Temporal Dynamics Enhancer for Directly Trained Spiking Object Detectors
This work addresses energy-efficient object detection for SNNs, offering a novel method with strong performance gains, though it is incremental in improving existing SNN-based detectors.
The paper tackles the problem of limited expressive power in Spiking Neural Networks (SNNs) for object detection by proposing a Temporal Dynamics Enhancer (TDE) to enhance temporal information modeling, achieving mAP50-95 scores of 57.7% on PASCAL VOC and 47.6% on EvDET200K while reducing attention-related energy consumption to 0.240 times that of conventional methods.

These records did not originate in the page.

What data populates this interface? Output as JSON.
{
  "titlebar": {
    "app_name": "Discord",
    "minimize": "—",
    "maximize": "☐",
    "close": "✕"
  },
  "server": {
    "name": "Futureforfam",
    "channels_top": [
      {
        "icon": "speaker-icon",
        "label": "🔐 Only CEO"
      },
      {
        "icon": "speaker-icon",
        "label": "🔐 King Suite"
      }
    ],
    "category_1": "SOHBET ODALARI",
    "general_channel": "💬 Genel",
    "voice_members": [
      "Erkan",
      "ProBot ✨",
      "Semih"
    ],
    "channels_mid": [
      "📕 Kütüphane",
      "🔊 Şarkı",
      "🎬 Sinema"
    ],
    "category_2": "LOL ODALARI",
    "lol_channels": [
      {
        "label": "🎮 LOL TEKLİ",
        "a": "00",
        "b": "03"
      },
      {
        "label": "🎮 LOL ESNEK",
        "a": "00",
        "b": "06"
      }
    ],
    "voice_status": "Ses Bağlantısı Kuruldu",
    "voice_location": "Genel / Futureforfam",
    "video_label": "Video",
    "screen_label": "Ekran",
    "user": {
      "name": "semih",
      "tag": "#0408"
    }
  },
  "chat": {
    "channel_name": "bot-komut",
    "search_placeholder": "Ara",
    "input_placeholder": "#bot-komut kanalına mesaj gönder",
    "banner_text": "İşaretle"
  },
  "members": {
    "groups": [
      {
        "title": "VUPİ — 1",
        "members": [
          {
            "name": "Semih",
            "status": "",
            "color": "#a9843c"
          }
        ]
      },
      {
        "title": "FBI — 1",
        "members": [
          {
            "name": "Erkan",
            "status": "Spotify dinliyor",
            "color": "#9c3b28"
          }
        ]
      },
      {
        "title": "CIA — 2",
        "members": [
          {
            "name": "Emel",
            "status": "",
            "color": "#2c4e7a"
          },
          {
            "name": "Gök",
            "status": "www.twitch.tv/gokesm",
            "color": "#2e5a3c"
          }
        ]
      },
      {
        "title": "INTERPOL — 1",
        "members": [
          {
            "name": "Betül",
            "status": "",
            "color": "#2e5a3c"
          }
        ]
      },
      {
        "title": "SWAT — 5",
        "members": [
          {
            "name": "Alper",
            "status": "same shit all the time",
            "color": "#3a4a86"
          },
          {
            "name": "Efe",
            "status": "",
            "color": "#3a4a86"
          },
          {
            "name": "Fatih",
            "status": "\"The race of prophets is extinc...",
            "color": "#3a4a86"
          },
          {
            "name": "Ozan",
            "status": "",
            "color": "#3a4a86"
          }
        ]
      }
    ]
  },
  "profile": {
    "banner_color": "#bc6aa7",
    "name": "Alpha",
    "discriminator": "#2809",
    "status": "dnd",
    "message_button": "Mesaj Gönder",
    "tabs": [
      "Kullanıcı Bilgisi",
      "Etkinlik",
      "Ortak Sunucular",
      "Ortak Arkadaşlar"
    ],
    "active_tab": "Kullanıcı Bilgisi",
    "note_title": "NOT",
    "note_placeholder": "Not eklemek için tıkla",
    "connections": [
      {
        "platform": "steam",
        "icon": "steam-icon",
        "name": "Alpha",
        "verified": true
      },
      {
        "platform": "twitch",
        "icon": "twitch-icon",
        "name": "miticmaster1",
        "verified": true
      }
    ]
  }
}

Spiking Neural Networks (SNNs), with their brain-inspired spatiotemporal dynamics and spike-driven computation, have emerged as promising energy-efficient alternatives to Artificial Neural Networks (ANNs). However, existing SNNs typically replicate inputs directly or aggregate them into frames at fixed intervals. Such strategies lead to neurons receiving nearly identical stimuli across time steps, severely limiting the model's expressive power, particularly in complex tasks like object detection. In this work, we propose the Temporal Dynamics Enhancer (TDE) to strengthen SNNs' capacity for temporal information modeling. TDE consists of two modules: a Spiking Encoder (SE) that generates diverse input stimuli across time steps, and an Attention Gating Module (AGM) that guides the SE generation based on inter-temporal dependencies. Moreover, to eliminate the high-energy multiplication operations introduced by the AGM, we propose a Spike-Driven Attention (SDA) to reduce attention-related energy consumption. Extensive experiments demonstrate that TDE can be seamlessly integrated into existing SNN-based detectors and consistently outperforms state-of-the-art methods, achieving mAP50-95 scores of 57.7% on the static PASCAL VOC dataset and 47.6% on the neuromorphic EvDET200K dataset. In terms of energy consumption, the SDA consumes only 0.240 times the energy of conventional attention modules.